Not Just Show Standard, but Breed Standard
By Jessica Freni

The Boston Terrier, like the French Bulldog, has been woefully plagued by an ever growing demand for “rare” fad colors. The Boston Terrier standard permits only three colors, “brindle, seal or black in color and evenly marked with white…A proportionate combination of “Color and White Markings” is a particularly distinctive feature of a representative specimen” (AKC standard).”

A decade or so ago the only “rare” color really seen (and infrequently) was “red” (liver). Red/liver being a DQ color in Boston Terriers would very rarely accidentally pop up in well-bred lines and were placed in strictly pet homes. AKC standard placing a DQ on “any color not described in the standard”. Occasionally, these dogs came into the conformation ring and were sometimes accidental (i.e. the dog was misregisted as “seal” when in fact was “red”) exhibited and sometimes shown purposely and not always appropriately disqualified. Most regretfully, a “blue” Boston Terrier was not only not disqualified, but pointed in AKC conformation.

The French Bulldog Club of America has done a very good job incorporating education on their website with accessible info graphics, they have also done a great job addressing disqualified colors in the breed standard revised in 2018 “All other colors, markings or patterns are a disqualification. Disqualifying colors and patterns include, but are not limited to, solid black, black and tan, black and white, white with black, blue, blue fawn, liver, and merle. Black means black without a trace of brindle.”

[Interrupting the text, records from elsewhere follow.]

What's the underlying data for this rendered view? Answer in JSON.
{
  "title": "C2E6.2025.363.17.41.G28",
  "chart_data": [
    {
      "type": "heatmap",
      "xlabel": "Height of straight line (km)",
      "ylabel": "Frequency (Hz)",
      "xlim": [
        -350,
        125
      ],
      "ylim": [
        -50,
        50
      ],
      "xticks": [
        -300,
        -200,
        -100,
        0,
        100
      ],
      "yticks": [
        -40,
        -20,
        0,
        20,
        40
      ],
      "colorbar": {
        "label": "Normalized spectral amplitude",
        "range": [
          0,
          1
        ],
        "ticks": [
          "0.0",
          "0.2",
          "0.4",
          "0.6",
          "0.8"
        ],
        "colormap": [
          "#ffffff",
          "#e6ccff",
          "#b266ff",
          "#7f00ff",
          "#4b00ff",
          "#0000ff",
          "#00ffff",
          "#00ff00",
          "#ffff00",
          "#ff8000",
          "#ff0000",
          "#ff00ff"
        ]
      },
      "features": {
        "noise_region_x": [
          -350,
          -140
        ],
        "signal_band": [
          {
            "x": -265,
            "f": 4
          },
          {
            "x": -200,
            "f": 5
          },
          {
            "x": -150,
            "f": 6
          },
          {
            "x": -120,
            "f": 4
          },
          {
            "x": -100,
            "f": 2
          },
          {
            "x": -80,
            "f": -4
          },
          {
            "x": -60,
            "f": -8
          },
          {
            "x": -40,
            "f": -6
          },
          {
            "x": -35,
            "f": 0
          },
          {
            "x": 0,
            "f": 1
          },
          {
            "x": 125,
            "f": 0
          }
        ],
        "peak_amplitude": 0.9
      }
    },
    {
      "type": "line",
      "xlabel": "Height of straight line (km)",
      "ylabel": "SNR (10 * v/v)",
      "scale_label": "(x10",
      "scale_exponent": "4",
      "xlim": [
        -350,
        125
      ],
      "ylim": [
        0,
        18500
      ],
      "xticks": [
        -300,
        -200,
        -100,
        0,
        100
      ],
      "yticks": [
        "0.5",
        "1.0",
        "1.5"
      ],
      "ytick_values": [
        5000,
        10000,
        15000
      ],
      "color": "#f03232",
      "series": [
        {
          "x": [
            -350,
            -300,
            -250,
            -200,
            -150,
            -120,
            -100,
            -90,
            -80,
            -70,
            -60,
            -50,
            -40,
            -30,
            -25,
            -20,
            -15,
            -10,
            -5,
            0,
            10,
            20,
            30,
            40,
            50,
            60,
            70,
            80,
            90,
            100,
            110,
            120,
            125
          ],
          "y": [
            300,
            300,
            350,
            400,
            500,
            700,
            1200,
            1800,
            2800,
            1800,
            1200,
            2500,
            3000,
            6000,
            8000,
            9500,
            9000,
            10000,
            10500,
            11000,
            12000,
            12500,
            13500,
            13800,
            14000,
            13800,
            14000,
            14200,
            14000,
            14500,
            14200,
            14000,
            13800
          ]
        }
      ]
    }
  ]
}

Today, the pet demand for disqualified, fad color dogs marketed as “rare” has expanded and evolved to include a wide spectrum of colors (“blue”, fawn, red/liver, merle, “lilac” or “champagne”) of varying (lacking) type and questionable origins. Public education is important as they’re not show standard, but BREED standard for preservation of type, health and quality. Simply excluding, disqualification of these gimmicky colors is not enough, breeders, exhibitors and enthusiasts must increase public education to reduce the demand for unscrupulous breeders exploiting the breed.